Isidro ESNAOLA
DONOSTIA

La economía rusa afronta el mayor desafío en décadas según Medvedev

El primer ministro ruso participó en el «Fórum Gaidar», donde repasó los principales problemas de la economía rusa y esbozó las líneas maestras de la política económica. Su ministro de Finanzas apuntó a una revisión de las cuentas al final del primer trimestre.

«Lograr la máxima libertad con respecto a las rentas de las materias primas es una cuestión clave de la independencia geopolítica del país y, por lo tanto, tenemos que trabajar para ofrecer al mercado mundial algo más interesante y competitivo que materias primas». Con estas palabras resumió el primer ministro ruso, Dmitri Medvedev, los retos que enfrenta la economía del gigante euroasiático.

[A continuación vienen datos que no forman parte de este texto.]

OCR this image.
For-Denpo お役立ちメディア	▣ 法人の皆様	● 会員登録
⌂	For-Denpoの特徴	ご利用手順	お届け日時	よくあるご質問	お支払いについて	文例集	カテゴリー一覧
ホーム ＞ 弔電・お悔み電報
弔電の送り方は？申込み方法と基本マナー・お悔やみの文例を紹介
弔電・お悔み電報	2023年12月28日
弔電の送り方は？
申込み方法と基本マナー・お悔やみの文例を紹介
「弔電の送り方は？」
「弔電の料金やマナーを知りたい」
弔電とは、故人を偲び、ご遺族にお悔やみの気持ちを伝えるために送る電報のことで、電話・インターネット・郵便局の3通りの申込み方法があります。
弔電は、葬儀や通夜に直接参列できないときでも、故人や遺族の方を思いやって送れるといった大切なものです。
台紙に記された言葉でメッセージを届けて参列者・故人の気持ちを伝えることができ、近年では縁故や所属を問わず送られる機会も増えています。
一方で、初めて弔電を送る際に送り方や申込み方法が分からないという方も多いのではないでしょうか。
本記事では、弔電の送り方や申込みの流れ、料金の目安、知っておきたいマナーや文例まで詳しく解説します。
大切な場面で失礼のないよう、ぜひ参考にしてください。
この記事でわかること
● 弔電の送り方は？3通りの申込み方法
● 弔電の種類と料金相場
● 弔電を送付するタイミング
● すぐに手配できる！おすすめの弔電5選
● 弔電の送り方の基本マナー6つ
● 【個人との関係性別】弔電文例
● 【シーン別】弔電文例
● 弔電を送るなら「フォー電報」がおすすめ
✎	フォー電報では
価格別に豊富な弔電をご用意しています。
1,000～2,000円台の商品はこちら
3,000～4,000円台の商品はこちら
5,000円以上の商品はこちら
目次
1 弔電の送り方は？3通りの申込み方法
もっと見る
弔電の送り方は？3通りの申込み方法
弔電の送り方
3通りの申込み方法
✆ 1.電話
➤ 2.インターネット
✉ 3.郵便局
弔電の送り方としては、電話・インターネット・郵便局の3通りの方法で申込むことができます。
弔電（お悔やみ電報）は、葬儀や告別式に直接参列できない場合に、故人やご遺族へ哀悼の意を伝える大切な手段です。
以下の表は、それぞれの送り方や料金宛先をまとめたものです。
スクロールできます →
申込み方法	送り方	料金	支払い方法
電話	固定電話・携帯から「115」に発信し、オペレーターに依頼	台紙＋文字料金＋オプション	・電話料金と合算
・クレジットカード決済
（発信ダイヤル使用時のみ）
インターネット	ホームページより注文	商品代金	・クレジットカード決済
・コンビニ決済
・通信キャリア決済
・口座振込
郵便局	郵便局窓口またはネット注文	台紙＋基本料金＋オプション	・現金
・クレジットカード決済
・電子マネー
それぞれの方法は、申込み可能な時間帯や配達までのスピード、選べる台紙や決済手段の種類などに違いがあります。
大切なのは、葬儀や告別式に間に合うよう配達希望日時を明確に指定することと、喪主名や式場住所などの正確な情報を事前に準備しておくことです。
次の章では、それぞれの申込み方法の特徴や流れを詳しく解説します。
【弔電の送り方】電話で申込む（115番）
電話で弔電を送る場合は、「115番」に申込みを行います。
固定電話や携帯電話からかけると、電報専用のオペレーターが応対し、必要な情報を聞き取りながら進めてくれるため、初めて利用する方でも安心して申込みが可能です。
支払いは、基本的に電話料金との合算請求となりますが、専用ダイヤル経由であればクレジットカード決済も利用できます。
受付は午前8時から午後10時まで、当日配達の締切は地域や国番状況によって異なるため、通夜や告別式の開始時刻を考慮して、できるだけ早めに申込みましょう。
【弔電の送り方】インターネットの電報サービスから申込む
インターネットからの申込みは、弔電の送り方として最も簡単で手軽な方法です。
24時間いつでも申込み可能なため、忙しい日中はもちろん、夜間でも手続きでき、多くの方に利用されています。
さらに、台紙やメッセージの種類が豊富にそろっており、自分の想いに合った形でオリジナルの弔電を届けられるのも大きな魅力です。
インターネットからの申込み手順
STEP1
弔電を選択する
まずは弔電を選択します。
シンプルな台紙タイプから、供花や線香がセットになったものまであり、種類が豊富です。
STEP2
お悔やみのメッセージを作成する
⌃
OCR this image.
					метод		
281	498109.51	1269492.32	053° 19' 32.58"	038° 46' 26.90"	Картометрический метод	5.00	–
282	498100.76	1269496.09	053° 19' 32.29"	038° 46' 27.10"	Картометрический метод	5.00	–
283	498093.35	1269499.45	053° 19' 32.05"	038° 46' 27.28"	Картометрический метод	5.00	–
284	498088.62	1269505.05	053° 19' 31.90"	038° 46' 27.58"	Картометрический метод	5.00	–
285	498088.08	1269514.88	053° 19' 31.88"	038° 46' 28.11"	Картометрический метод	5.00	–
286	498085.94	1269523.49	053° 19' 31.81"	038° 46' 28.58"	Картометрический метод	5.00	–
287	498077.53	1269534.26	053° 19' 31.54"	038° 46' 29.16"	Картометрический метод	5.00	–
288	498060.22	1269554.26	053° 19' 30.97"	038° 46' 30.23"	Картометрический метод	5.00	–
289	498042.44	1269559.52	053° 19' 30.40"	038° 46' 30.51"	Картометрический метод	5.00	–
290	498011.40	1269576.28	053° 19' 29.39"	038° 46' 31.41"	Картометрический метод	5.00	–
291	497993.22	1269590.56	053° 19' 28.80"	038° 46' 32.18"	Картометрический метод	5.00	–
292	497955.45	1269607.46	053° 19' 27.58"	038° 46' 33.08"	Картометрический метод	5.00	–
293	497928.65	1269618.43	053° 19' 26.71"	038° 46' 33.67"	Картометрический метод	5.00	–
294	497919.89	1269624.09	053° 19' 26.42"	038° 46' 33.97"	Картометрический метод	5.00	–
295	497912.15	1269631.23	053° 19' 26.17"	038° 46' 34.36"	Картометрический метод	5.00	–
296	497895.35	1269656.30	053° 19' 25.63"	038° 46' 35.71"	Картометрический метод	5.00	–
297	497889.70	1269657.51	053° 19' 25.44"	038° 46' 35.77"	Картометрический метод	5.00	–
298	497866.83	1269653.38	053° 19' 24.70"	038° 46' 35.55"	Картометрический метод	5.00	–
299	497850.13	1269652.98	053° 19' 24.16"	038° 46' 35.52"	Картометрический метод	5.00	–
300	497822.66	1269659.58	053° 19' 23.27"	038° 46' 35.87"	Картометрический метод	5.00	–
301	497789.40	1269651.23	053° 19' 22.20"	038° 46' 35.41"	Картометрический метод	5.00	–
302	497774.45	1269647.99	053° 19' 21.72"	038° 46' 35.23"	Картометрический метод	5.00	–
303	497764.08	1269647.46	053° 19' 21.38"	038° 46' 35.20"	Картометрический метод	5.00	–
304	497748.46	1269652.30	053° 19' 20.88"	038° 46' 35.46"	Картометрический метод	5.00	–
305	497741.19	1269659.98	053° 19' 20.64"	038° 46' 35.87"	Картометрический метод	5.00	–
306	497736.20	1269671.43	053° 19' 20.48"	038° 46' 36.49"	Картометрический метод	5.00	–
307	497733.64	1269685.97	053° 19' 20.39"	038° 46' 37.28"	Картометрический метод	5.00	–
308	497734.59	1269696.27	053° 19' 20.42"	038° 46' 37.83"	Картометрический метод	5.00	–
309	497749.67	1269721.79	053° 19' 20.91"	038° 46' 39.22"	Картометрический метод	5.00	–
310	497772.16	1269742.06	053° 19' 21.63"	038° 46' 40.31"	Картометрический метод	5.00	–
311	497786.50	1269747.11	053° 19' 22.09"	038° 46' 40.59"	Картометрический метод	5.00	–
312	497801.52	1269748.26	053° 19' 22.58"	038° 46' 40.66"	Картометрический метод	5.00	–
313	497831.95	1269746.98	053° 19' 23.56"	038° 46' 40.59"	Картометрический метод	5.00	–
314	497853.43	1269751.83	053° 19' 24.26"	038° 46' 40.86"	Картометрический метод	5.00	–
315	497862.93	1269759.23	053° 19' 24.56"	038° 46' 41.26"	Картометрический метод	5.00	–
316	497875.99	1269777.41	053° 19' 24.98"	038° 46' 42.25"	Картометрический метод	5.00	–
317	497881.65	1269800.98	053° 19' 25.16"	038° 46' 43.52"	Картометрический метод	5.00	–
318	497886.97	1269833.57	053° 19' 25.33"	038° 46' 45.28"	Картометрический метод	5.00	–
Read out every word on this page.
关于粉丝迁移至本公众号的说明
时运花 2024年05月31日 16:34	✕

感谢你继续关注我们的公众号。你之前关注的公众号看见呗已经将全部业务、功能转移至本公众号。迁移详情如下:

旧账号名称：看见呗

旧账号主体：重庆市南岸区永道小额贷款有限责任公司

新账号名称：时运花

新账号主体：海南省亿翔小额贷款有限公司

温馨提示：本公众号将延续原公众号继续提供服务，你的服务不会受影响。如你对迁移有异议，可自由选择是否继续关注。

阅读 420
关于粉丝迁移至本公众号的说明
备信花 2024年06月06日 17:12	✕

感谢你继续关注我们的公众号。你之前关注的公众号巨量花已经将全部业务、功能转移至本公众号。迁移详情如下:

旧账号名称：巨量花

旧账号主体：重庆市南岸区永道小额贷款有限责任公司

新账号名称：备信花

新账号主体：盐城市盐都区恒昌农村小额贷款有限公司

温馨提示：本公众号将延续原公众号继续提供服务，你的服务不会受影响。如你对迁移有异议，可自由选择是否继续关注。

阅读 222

Medvedev reconoció que una serie de principios e instituciones claves de la economía mundial han dejado de funcionar. A su entender, todavía no está claro si es una interrupción momentánea o una caída definitiva que obligue a formular nuevos principios. Los bajos precios del petróleo en el mercado internacional son uno de los ejemplos de esa situación.

Aunque valoró la coyuntura como «seria» por el bajo precio de la energía, indicó que Rusia la afronta con una deuda externa pequeña y con importantes reservas de oro que hacen que la situación económica sea «compleja pero gestionable».

Caída de los ingresos

A juicio del primer ministro, la caída de los ingresos de la población rusa es el problema más grave e importante para el Gobierno. Los altos precios del petróleo permitieron subir salarios y pensiones, y aumentar las inversiones en infraestructuras sociales. Medvedev reconoció implícitamente que, gracias a las regalías del petróleo, la riqueza de la población ha superado el crecimiento económico durante los últimos años. En cualquier caso, señaló que la política social seguirá siendo una prioridad para el Ejecutivo.

Respecto a la industria, consideró que ha dejado de padecer el llamado «síndrome holandés», que consiste en una revalorización de la divisa –como consecuencia de una entrada extraordinaria de rentas– que resta competitividad a la industria local hasta hundirla.

Medvedev aseguró que el Gobierno dirigirá su apoyo únicamente hacia las compañías que sean competitivas, utilizando para ello nuevos mecanismos como los contratos de inversión. Uno de los problemas más graves a los que se enfrenta la industria rusa es la dificultad para financiar inversiones, como consecuencia tanto de las sanciones internacionales como de los altos tipos de interés.

El primer ministro aseguró que el Gobierno ha planteado varias medidas para impulsar el mercado de obligaciones corporativas, como dejar exento fiscalmente el pago del cupón de estos activos financieros.

El ministro de Finanzas, Anton Siluanov, reconoció que el Gobierno ya había tomado algunas resoluciones para controlar el gasto. Asimismo, aseguró que el departamento está trabajando varias medidas fiscales para mejorar los ingresos. Explicó que, en cualquier caso, el punto de partida es mejor de lo esperado, puesto que 2015 se ha cerrado con un déficit del 2,6% del PIB, por debajo del 3% previsto.